Il est temps de se réveiller: symbole éternel de liberté, la montagne est le domaine public par excellence. Les citoyens y ont accès sans restrictions autres que celles qu'ils s'imposent à eux-mêmes: remonter un couloir neigeux à deux heures de l'après-midi en plein soleil expose l'alpiniste à des chutes de pierres mortelles. Qu'il le sache, mais s'il veut y aller, c'est son problème. Déclencher une avalanche par témérité est un crime, qui doit être sanctionné s'il cause des victimes, mais on ne saurait le prévenir par un régime d'autorisations ou en fliquant les Alpes.

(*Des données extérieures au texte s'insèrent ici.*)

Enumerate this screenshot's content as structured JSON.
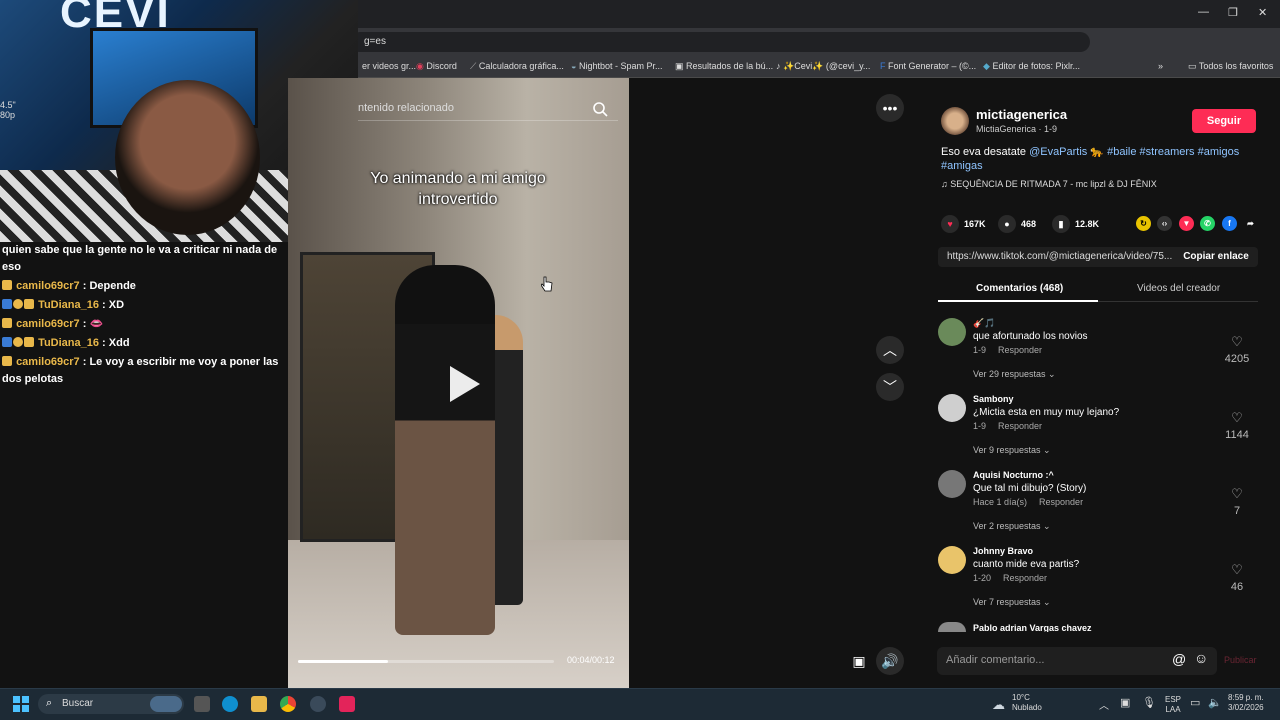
{
  "browser": {
    "address_partial": "g=es",
    "bookmarks": [
      "er videos gr...",
      "Discord",
      "Calculadora gráfica...",
      "Nightbot - Spam Pr...",
      "Resultados de la bú...",
      "✨Cevi✨ (@cevi_y...",
      "Font Generator – (©...",
      "Editor de fotos: Pixlr...",
      "Todos los favoritos"
    ]
  },
  "webcam": {
    "logo": "CEVI",
    "fps": "4.5\"\n80p"
  },
  "chat": {
    "messages": [
      {
        "user": "",
        "text": "quien sabe que la gente no le va a criticar ni nada de eso"
      },
      {
        "user": "camilo69cr7",
        "text": " : Depende"
      },
      {
        "user": "TuDiana_16",
        "text": " : XD"
      },
      {
        "user": "camilo69cr7",
        "text": " : 👄"
      },
      {
        "user": "TuDiana_16",
        "text": " : Xdd"
      },
      {
        "user": "camilo69cr7",
        "text": " : Le voy a escribir me voy a poner las dos pelotas"
      }
    ]
  },
  "video": {
    "search_placeholder": "ntenido relacionado",
    "caption": "Yo animando a mi amigo introvertido",
    "time": "00:04/00:12",
    "progress": 0.35
  },
  "post": {
    "username": "mictiagenerica",
    "subline": "MictiaGenerica · 1-9",
    "follow": "Seguir",
    "desc_text": "Eso eva desatate ",
    "mention": "@EvaPartis",
    "emoji": " 🐆 ",
    "tags": "#baile #streamers #amigos #amigas",
    "music": "SEQUÊNCIA DE RITMADA 7 - mc lipzl & DJ FÊNIX",
    "likes": "167K",
    "comments": "468",
    "saves": "12.8K",
    "link": "https://www.tiktok.com/@mictiagenerica/video/75...",
    "copy": "Copiar enlace",
    "tab_comments": "Comentarios (468)",
    "tab_creator": "Videos del creador",
    "comment_placeholder": "Añadir comentario...",
    "publish": "Publicar"
  },
  "comments": [
    {
      "name": "🎸🎵",
      "text": "que afortunado los novios",
      "date": "1-9",
      "reply": "Responder",
      "likes": "4205",
      "replies": "Ver 29 respuestas ⌄",
      "avatar": "#6a8a5a"
    },
    {
      "name": "Sambony",
      "text": "¿Mictia esta en muy muy lejano?",
      "date": "1-9",
      "reply": "Responder",
      "likes": "1144",
      "replies": "Ver 9 respuestas ⌄",
      "avatar": "#cfcfcf"
    },
    {
      "name": "Aquisi Nocturno :^",
      "text": "Que tal mi dibujo? (Story)",
      "date": "Hace 1 día(s)",
      "reply": "Responder",
      "likes": "7",
      "replies": "Ver 2 respuestas ⌄",
      "avatar": "#777"
    },
    {
      "name": "Johnny Bravo",
      "text": "cuanto mide eva partis?",
      "date": "1-20",
      "reply": "Responder",
      "likes": "46",
      "replies": "Ver 7 respuestas ⌄",
      "avatar": "#e9c46a"
    },
    {
      "name": "Pablo adrian Vargas chavez",
      "text": "",
      "date": "",
      "reply": "",
      "likes": "",
      "replies": "",
      "avatar": "#888"
    }
  ],
  "taskbar": {
    "search": "Buscar",
    "temp": "10°C",
    "weather": "Nublado",
    "lang1": "ESP",
    "lang2": "LAA",
    "time": "8:59 p. m.",
    "date": "3/02/2026"
  }
}
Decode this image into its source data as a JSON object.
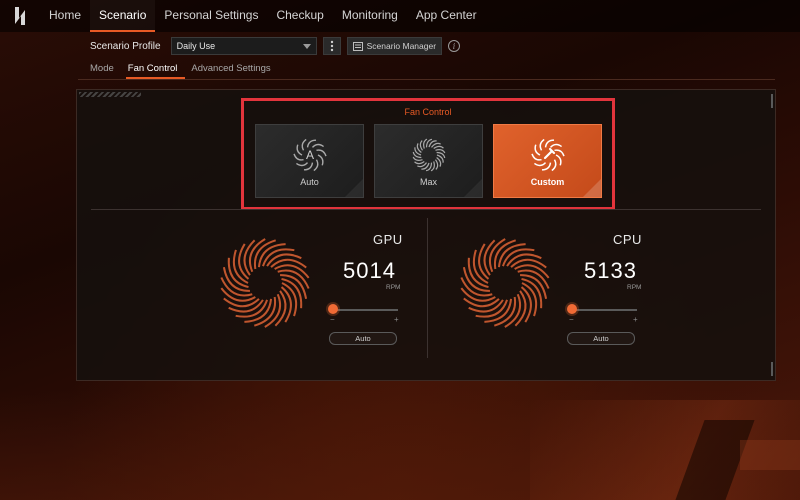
{
  "nav": {
    "items": [
      {
        "label": "Home",
        "active": false
      },
      {
        "label": "Scenario",
        "active": true
      },
      {
        "label": "Personal Settings",
        "active": false
      },
      {
        "label": "Checkup",
        "active": false
      },
      {
        "label": "Monitoring",
        "active": false
      },
      {
        "label": "App Center",
        "active": false
      }
    ]
  },
  "profile": {
    "label": "Scenario Profile",
    "selected": "Daily Use",
    "more_icon": "more-vertical-icon",
    "manager_label": "Scenario Manager",
    "info_icon": "info-icon"
  },
  "subtabs": [
    {
      "label": "Mode",
      "active": false
    },
    {
      "label": "Fan Control",
      "active": true
    },
    {
      "label": "Advanced Settings",
      "active": false
    }
  ],
  "fan_control": {
    "title": "Fan Control",
    "modes": [
      {
        "label": "Auto",
        "icon": "fan-auto-icon",
        "active": false
      },
      {
        "label": "Max",
        "icon": "fan-max-icon",
        "active": false
      },
      {
        "label": "Custom",
        "icon": "fan-custom-icon",
        "active": true
      }
    ]
  },
  "fans": {
    "gpu": {
      "name": "GPU",
      "rpm": "5014",
      "unit": "RPM",
      "minus": "−",
      "plus": "+",
      "auto_label": "Auto",
      "level": 0.05
    },
    "cpu": {
      "name": "CPU",
      "rpm": "5133",
      "unit": "RPM",
      "minus": "−",
      "plus": "+",
      "auto_label": "Auto",
      "level": 0.05
    }
  },
  "colors": {
    "accent": "#e85a25",
    "highlight_border": "#e2343c"
  }
}
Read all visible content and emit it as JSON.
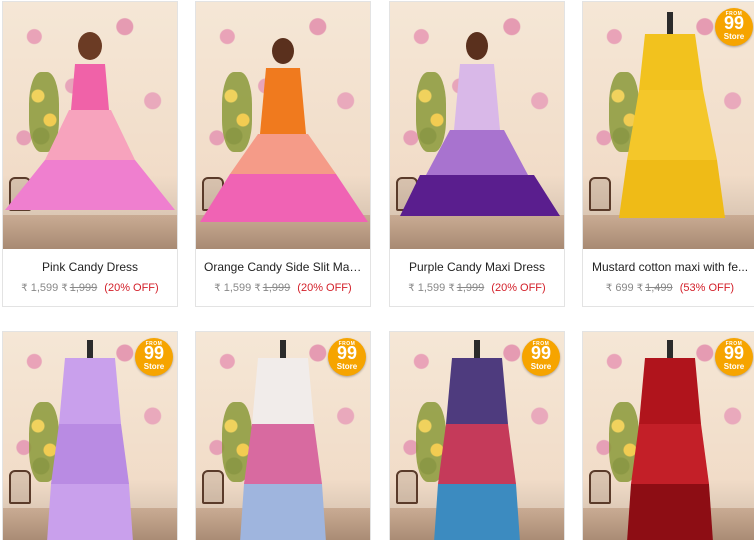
{
  "currency_symbol": "₹",
  "products_row1": [
    {
      "title": "Pink Candy Dress",
      "price": "1,599",
      "mrp": "1,999",
      "discount": "(20% OFF)",
      "colors": [
        "#f062a8",
        "#f7a3bd",
        "#ef7fcf"
      ]
    },
    {
      "title": "Orange Candy Side Slit Maxi ...",
      "price": "1,599",
      "mrp": "1,999",
      "discount": "(20% OFF)",
      "colors": [
        "#f07a1e",
        "#f59b88",
        "#f063b4"
      ]
    },
    {
      "title": "Purple Candy Maxi Dress",
      "price": "1,599",
      "mrp": "1,999",
      "discount": "(20% OFF)",
      "colors": [
        "#d9b8e8",
        "#a873cf",
        "#5a1e8e"
      ]
    },
    {
      "title": "Mustard cotton maxi with fe...",
      "price": "699",
      "mrp": "1,499",
      "discount": "(53% OFF)",
      "colors": [
        "#f2c21e",
        "#f4c72a",
        "#efbb17"
      ]
    }
  ],
  "products_row2": [
    {
      "colors": [
        "#c9a0ec",
        "#b98be3",
        "#c9a0ec"
      ]
    },
    {
      "colors": [
        "#f1ecea",
        "#d86aa0",
        "#9fb5de"
      ]
    },
    {
      "colors": [
        "#4e3b7e",
        "#c53a5a",
        "#3c8bc0"
      ]
    },
    {
      "colors": [
        "#b0141c",
        "#c31f28",
        "#8d0d14"
      ]
    }
  ],
  "badge": {
    "from": "FROM",
    "number": "99",
    "store": "Store"
  }
}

Le risque, y compris celui qui naît des actes d'autrui, est inséparable de la liberté: une vie totalement protégée n'a aucun sens car n'en déplaise à la libido réglementaire et tatillonne des Orwell de sous-préfecture, l'être humain aime prendre des risques et mesurer sa force à celle de la nature.
Consciemment ou non, le skieur hors piste exprime à sa manière cette revendication fondamentale de liberté: sortir des sentiers battus, foncer au péril de sa vie dans un couloir vierge de toutes traces, être le premier à y passer et s'en réjouir à la sortie avec le frisson de qui sait avoir pris un risque, voilà qui distingue l'individu libre du troupeau des assurés, des fichés, des enrégimentés de la sécurité sociale et des retraités de la vie digne d'être vécue que nous devenons petit à petit à force de conformisme, de règlements et de précautions imposées par des cervelles perverses s'arrogeant le droit de penser à notre place.
A l'image des libertaires d'antan, que les surfeurs de l'an deux mille continuent donc de dévaler librement les pentes neigeuses au cri de "mort aux vaches, mort aux lois, vive l'anarchie!". Et le ski hors piste.